He was dressed as a Frenchman, with a polished silk hat and a big bow carelessly tied. For the rest, his disguise was of the slightest, yet so skilfully done that a friend would have passed him in the street. But he gave her no opportunity to express surprise at his presence there, nor at his new appearance.

“Let us go where there are not so many interesting people,” he said. “I have much to say to you.”

She was dizzy still, and pale and trembling. He called a waiter from a café and ordered a little glass of brandy. When she had drunk it, he began to lead her away from the cathedral towards the Rue de Kehl. Her curiosity amused him.

“You see, I have no business in Strasburg,” he said lightly. “People might misunderstand me as they misunderstood that poor fellow yonder. It would be quite wrong of them—but then, I have a regard for my bones.”

She shuddered.

“They would kill you, Brandon!” she exclaimed.

“Exactly; they would kill me. It is one of the follies of war. You beat out a man’s brains because he might be a spy. Afterwards you are sorry, but you cannot put his brains back again. Forgive me, I am only talking in general terms. We had better not particularise until we are in safer quarters.”

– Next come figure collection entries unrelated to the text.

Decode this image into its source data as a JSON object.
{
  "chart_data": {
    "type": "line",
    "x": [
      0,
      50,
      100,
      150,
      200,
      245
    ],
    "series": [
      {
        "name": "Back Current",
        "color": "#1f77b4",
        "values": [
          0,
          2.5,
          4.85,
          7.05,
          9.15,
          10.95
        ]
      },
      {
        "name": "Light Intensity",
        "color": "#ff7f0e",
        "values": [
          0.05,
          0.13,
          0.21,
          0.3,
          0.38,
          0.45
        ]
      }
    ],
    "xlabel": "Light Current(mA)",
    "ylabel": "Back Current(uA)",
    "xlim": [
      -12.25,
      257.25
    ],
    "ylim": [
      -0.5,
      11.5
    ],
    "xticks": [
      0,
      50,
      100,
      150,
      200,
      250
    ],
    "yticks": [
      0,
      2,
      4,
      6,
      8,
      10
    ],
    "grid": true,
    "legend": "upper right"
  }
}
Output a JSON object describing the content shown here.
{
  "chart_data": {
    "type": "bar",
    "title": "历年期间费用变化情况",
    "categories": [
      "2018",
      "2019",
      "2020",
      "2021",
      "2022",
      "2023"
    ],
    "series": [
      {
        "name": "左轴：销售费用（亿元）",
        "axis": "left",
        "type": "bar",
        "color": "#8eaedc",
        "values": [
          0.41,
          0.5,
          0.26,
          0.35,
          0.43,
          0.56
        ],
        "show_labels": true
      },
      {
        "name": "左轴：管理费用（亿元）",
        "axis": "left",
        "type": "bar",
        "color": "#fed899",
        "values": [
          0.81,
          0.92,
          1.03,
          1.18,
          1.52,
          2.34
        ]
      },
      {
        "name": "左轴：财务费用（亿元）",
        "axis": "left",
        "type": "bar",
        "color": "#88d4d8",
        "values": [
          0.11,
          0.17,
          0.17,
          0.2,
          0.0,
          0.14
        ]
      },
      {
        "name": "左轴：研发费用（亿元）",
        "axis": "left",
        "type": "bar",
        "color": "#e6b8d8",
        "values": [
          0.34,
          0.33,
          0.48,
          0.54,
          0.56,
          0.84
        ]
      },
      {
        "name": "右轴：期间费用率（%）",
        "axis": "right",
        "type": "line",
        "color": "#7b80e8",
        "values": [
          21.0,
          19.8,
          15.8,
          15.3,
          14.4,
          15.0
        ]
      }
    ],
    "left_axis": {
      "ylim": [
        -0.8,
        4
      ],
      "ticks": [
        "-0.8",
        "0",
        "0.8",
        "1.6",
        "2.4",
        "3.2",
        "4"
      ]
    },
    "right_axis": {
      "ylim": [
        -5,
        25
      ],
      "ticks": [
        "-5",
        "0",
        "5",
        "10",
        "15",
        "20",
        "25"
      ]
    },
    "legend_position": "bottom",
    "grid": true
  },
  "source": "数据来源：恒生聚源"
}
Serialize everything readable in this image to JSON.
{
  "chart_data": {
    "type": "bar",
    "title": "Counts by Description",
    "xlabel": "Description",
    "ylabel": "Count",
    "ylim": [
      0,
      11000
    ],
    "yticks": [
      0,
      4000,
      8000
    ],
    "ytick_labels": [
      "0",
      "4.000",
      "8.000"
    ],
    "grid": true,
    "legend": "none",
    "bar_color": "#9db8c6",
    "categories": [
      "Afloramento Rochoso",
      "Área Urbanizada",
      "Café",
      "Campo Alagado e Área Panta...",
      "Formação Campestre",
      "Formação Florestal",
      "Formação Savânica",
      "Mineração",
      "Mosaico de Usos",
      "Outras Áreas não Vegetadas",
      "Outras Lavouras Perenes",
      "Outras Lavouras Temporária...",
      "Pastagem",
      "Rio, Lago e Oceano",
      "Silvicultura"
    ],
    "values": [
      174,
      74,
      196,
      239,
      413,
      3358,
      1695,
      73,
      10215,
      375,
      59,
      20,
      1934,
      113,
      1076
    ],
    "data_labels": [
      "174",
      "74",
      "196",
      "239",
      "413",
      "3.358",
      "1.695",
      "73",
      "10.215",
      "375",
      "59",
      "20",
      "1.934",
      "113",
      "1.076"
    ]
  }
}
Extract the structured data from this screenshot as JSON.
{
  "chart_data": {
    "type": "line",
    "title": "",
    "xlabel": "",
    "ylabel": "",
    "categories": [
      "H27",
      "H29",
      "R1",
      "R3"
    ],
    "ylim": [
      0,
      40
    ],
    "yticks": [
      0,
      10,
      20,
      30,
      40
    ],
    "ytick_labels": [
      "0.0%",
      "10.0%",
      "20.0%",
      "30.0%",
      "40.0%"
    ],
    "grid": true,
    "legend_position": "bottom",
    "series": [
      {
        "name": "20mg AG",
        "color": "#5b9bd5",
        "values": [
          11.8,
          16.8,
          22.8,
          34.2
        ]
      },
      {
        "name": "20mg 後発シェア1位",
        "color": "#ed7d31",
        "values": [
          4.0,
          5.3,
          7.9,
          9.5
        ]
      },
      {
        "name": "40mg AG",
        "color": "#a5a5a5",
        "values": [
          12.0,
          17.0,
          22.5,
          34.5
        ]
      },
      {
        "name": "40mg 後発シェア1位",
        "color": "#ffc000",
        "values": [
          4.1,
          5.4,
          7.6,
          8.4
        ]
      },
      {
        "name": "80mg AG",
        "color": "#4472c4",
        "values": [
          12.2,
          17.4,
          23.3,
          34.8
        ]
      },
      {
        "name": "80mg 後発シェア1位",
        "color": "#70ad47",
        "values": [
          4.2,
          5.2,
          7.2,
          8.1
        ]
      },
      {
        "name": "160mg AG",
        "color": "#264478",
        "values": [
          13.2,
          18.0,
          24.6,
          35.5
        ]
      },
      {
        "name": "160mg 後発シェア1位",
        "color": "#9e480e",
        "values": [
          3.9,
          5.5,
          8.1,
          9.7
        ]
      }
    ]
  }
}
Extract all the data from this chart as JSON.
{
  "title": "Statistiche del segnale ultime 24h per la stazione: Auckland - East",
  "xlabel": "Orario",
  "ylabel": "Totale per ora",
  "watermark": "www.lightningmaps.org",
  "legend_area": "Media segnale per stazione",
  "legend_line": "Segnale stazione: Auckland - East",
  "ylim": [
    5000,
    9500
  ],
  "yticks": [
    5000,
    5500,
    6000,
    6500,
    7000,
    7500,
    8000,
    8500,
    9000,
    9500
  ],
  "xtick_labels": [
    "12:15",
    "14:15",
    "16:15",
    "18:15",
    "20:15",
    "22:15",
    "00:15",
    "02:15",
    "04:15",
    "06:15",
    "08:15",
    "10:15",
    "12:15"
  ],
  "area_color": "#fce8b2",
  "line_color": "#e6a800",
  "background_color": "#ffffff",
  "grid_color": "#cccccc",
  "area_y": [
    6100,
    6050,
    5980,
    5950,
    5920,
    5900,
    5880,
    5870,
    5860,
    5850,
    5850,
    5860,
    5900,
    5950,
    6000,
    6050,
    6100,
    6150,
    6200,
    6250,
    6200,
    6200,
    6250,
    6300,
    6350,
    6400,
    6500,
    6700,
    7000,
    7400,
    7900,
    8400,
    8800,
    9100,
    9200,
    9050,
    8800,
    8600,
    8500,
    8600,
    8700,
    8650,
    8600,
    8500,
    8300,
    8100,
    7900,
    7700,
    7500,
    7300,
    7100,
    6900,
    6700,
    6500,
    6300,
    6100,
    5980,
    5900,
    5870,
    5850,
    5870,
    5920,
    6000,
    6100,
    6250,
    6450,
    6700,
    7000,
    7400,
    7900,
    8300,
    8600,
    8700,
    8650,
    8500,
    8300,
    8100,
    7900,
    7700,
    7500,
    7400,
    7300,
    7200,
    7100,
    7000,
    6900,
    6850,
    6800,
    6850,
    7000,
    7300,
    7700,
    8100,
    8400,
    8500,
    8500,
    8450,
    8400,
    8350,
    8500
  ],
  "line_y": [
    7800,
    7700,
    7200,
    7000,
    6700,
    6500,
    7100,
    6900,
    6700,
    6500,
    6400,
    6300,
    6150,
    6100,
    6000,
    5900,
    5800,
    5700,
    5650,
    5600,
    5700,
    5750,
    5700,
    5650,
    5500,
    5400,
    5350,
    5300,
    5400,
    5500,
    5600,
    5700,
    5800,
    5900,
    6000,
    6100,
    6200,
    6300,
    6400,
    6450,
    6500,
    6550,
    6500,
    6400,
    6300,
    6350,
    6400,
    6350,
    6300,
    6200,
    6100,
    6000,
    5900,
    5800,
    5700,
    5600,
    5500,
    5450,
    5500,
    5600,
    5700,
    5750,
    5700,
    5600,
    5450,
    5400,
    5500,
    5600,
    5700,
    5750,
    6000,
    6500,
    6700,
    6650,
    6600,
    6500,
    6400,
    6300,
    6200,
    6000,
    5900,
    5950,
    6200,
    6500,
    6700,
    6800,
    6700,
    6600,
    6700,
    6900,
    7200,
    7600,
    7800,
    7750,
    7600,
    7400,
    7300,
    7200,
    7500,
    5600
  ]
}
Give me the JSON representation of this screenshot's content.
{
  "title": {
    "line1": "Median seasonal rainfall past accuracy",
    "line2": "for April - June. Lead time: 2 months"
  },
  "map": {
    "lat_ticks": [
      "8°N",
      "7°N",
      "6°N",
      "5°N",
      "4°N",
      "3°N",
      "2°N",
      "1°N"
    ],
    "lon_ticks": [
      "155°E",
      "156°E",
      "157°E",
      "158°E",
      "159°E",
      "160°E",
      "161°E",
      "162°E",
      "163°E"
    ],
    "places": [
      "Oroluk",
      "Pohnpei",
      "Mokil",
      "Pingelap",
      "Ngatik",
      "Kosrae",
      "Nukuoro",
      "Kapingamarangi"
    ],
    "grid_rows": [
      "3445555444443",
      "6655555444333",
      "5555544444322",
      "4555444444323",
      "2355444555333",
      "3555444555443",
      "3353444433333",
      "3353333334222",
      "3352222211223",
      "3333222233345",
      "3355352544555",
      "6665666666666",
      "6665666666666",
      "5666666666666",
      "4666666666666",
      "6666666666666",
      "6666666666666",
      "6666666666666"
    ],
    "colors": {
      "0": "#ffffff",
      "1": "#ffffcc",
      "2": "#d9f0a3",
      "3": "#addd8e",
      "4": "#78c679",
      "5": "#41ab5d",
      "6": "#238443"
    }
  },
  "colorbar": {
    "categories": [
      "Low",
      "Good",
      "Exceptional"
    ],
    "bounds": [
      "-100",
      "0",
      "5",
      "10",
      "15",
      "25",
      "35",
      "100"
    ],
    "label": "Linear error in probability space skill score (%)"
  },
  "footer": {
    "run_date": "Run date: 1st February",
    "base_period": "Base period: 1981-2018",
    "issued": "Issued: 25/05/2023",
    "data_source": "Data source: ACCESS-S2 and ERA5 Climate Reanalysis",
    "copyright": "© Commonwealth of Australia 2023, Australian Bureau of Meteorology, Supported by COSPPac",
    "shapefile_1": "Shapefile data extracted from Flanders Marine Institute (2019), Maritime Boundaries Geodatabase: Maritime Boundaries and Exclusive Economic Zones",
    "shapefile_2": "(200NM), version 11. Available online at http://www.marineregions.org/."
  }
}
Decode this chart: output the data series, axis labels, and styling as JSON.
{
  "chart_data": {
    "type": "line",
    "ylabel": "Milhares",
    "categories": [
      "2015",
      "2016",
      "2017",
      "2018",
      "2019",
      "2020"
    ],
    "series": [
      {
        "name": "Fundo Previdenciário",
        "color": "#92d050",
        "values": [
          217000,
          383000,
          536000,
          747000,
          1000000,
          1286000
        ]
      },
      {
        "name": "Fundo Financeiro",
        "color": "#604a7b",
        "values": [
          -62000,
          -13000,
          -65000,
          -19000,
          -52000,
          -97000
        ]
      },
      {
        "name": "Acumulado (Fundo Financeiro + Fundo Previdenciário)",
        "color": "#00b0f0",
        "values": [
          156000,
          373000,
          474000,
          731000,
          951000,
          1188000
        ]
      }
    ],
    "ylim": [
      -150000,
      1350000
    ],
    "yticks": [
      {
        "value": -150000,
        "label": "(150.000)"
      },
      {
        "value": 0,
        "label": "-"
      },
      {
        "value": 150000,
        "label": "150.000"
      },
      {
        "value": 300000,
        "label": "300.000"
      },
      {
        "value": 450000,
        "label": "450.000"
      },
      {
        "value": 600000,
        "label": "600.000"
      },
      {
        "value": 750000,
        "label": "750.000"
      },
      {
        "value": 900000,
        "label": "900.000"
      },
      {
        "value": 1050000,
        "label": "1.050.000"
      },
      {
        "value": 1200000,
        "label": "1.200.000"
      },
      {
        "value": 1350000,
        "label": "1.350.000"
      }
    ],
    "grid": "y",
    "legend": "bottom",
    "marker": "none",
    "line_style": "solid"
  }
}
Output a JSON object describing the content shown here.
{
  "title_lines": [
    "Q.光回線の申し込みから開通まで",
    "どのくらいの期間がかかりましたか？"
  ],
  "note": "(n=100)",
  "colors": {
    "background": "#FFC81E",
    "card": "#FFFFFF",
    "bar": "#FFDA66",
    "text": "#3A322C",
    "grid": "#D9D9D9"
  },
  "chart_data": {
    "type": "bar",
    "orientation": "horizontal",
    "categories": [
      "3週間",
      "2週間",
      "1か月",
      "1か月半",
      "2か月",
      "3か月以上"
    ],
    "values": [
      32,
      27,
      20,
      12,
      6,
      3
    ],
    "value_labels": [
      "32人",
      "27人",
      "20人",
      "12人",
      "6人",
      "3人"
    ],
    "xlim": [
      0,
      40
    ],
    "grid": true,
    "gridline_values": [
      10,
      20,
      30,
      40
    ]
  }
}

She stopped suddenly. The peril in which he stood, and which she must in some measure share, was not to be overlooked. Many, both civilians and soldiers, were passing on their way to the Minster square. A regiment of Gardes Mobiles went by with swinging step and merry music. She knew that a word whispered to them, a word that a Prussian dragoon had entered Strasburg, would bring instant death to the man who had come into the city because of his promise to her.

“You were wrong to come; I was wrong to ask you,” she said quickly. “They would never understand—never.”